Carlos Gaytan’s new venture, after closing the still-lamented (and Michlin-starred) Mexique, again brings the control and technique of French tradition to the flavors of the Mexican kitchen. Tzuco’s ceviche tatamado is probably the best composed salad I’ve ever had, a brilliant dish that is fresh, and crunchy, and rich, and tart at once. The trucha in a smoked corn husk might have benefited from seasoning in a higher key, but that might have obscured the delicate trout. I sat at the counter and learned a lot from the energetic and dedicated crew; even in a place that’s offering a steak option for people who’ve been dragged here unwillingly, they take exceptional care of those steaks (and they look really, really great).

Tzuco

Also: a really superb plate of braised short ribs, marinated in piquant chili and simply lovely.

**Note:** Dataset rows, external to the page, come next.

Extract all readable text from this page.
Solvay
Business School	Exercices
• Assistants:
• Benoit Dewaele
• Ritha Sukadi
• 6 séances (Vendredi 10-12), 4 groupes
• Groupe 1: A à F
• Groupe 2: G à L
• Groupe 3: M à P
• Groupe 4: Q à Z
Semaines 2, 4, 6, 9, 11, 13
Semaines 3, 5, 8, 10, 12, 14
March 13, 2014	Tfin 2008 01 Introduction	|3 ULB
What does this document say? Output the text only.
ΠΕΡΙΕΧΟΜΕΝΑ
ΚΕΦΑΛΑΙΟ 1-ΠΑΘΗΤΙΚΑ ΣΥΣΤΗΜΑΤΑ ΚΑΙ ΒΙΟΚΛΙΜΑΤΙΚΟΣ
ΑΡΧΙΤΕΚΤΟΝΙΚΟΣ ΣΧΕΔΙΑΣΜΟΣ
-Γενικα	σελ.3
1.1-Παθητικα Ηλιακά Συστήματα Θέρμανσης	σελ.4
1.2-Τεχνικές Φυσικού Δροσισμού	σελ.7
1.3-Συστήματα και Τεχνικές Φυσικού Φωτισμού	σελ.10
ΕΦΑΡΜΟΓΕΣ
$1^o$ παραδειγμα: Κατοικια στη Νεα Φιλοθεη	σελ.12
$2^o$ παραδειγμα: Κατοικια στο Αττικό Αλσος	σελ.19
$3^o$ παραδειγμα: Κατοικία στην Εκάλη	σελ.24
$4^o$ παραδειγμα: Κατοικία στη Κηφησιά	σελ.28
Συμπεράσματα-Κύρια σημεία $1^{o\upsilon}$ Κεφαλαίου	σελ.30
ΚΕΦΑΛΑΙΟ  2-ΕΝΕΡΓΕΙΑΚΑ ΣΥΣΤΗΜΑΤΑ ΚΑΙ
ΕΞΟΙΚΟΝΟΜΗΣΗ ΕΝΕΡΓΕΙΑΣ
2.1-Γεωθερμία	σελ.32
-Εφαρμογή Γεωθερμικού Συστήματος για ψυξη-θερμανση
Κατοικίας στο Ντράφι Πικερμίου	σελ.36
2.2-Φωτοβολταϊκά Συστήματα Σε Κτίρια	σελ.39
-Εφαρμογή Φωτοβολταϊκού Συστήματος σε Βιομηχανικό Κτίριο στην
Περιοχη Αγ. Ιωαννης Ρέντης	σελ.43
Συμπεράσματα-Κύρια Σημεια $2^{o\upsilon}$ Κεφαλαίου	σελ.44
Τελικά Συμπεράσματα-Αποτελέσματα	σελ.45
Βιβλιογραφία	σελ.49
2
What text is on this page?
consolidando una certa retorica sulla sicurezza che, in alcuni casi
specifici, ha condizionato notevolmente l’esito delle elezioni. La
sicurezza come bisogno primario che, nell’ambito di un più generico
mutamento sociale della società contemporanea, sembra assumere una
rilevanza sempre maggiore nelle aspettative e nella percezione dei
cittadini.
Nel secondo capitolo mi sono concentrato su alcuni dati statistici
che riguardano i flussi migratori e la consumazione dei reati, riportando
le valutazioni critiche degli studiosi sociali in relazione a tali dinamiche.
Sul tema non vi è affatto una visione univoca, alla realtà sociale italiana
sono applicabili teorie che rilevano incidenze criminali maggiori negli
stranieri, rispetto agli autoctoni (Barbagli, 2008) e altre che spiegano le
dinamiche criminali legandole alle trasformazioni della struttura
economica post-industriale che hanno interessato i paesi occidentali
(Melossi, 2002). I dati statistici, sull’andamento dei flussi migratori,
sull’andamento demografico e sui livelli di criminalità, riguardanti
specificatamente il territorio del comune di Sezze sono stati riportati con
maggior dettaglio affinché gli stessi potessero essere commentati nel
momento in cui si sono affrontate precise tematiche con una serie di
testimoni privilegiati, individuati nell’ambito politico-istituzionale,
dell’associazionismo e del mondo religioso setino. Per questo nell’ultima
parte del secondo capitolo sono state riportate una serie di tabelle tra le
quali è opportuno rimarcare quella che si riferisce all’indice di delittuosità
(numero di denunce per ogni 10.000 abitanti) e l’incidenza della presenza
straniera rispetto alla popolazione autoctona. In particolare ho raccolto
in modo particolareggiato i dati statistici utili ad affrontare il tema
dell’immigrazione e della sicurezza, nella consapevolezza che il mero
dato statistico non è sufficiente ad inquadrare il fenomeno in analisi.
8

Avli revisits the Midwest Greektown Resturant, mixing actual Greek cooking and thoughtful recreation of conventional favorites like saganaki and taramasalata. Superb braises and ideal comfort food.

by Rachel Aaron

Opal Yong-ae is scraping by as a cleaner — a one-woman cleanout and salvage crew, bidding on rights to the contents of abandoned rentals and foreclosures. It’s a precarious living, not least because she works in Detroit, a very magic city in a world where, in the 21st century, the magic returned with a vengeance. Opal is doing this work to repay her college loans; her misfortune is that her loans are owed not to a bank but to her father, and her father is the Dragon Of Korea. In short, she’s got some family issues.

Good world-building, remarkable minor characters and entertaining (if sometimes predictable) plotting make this electronic-only debut of a new series a virtual page-turner.

Dec 19 31 2019

Constitution

by Nick Webb

An aging, insubordinate commander takes charge of an aged battlewagon that shortly is to be turned into a museum. Suddenly, interstellar war breaks out, and the evil aliens have an answer for everything except our old ship’s outmoded technology. A brave crew, a drunken but loyal executive officer, a deadly illness and a talented political commissar round out the central cast.

There’s something to like here, but the plot is standard American military SF and the cast, if not plagiarized, takes fan fiction to an extreme. The alcoholic executive officer is particularly jarring because our hero-commander cannot afford to have a bad XO and has had a decade to find his old friend a comfortable retirement.

Why, moreover, are we rehashing the arguments of 1942 about the survivability of battleships vs. the reach of aircraft carriers? That’s been settled for nearly three generations, now. Rickover, Spruance, Nimitz, Halsey: they’re all sleeping on the hill.

by Erin Morgenstern

A quick rereading in the wake of Morgenstern’s new (and widely misunderstood) The Starless Sea. This is a wonderful book, a book almost entirely concerned with the sense of wonder. Terrific writing that seldom calls attention to itself, yet with supple and dexterous shifts of time and point of view. Critics wanted the next book to be just like this one, but Night Circus stands alone and it’s sufficient to its task.